Tshabalala-Msimang's evident unease in interviews suggests she is rather less well-disposed to the dissident view on HIV/AIDS than she believes Mbeki would like her to be, or than her predecessor, Nkosazana Dlamini-Zuma, was. Deputy President Jacob Zuma has suggested, since the controversy erupted, that the presidency may hold back in future from declaiming on issues of science. But he seemed less than willing to rule it out completely.

Why has Mbeki embarked on this stubborn, silent crusade? There are no obvious reasons, no reports of African National Congress branches rising up and demanding that the president personally push the case for the earth being flat in the world of AIDS science. One might expect the Pan Africanist Congress to lead any arguments that South Africa is merely a playground for neo-colonialist pharmaceutical companies, but instead its fiery health spokesperson, Dr Costa Gazi, is suing the government over its denial of AZT to pregnant mothers.
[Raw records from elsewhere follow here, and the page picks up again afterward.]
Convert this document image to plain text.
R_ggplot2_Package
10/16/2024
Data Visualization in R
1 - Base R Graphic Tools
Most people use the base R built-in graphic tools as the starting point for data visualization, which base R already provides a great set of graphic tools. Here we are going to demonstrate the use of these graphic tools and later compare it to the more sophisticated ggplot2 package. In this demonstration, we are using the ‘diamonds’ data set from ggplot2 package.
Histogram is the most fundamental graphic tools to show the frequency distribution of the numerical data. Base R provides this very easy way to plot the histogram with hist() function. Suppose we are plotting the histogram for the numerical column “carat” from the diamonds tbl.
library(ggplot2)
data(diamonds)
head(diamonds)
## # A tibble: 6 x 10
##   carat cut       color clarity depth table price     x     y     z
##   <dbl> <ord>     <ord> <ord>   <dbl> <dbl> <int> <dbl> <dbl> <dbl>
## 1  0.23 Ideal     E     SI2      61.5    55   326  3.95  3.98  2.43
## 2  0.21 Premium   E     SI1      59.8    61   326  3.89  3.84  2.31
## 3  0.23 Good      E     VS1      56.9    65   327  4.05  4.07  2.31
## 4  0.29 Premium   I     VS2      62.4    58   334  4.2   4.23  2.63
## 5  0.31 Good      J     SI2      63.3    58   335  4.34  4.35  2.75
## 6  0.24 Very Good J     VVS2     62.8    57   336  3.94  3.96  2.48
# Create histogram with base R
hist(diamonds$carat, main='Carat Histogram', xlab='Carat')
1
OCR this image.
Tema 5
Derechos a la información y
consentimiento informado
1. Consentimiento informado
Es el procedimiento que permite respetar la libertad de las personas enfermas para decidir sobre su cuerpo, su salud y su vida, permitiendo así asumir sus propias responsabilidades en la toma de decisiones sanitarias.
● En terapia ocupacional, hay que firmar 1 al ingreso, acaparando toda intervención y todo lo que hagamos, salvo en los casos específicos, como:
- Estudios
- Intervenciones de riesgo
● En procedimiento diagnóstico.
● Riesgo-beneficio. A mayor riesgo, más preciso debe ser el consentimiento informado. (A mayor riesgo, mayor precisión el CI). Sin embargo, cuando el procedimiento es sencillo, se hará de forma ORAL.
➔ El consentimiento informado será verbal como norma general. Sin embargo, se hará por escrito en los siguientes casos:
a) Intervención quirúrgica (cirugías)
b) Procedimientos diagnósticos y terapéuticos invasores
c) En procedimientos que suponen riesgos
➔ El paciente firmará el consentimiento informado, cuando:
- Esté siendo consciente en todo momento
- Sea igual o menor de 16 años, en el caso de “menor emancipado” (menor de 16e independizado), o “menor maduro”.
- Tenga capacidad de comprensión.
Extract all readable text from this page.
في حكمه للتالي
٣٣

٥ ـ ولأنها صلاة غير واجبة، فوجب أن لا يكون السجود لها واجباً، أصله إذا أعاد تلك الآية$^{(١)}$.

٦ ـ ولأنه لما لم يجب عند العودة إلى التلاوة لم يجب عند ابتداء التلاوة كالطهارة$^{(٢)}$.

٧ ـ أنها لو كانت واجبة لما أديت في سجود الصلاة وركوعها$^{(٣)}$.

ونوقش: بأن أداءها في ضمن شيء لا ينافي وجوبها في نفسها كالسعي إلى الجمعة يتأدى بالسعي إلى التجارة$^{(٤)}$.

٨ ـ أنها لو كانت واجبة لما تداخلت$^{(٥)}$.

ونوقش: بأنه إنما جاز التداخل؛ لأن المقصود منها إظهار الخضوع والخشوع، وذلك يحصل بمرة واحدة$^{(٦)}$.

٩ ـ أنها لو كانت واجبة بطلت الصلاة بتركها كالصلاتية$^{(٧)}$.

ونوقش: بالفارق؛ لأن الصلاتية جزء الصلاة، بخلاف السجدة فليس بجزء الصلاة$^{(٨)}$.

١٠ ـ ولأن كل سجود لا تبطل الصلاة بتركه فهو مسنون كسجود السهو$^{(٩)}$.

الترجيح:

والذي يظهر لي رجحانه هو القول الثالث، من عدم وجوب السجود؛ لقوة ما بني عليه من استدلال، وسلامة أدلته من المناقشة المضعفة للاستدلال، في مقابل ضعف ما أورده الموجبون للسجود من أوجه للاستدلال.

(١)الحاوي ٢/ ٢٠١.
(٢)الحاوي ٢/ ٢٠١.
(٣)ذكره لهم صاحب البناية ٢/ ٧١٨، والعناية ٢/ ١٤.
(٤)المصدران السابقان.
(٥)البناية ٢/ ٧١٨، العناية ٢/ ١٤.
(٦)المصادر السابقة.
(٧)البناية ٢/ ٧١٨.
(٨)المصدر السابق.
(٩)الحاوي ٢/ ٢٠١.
The dismay over Mbeki's actions crosses the nation's traditional fracture lines, with Mamphela Ramphele and Malegapuru Makgoba, among the most prominent of the black scientists and doctors, as desperate for a government turnaround as any white health worker.

No one disputes Mbeki's good intentions. He clearly understands the extent of the AIDS epidemic, and the social and political problems it poses. If he were not deeply concerned by the AIDS problem, it is highly unlikely he would have become so deeply embroiled in it.

What is unclear is his judgment on this matter -- and his willingness to confine himself to the job he was elected to do and to restrict his forays into the intricacies of specialised subjects to the taking of best available advice.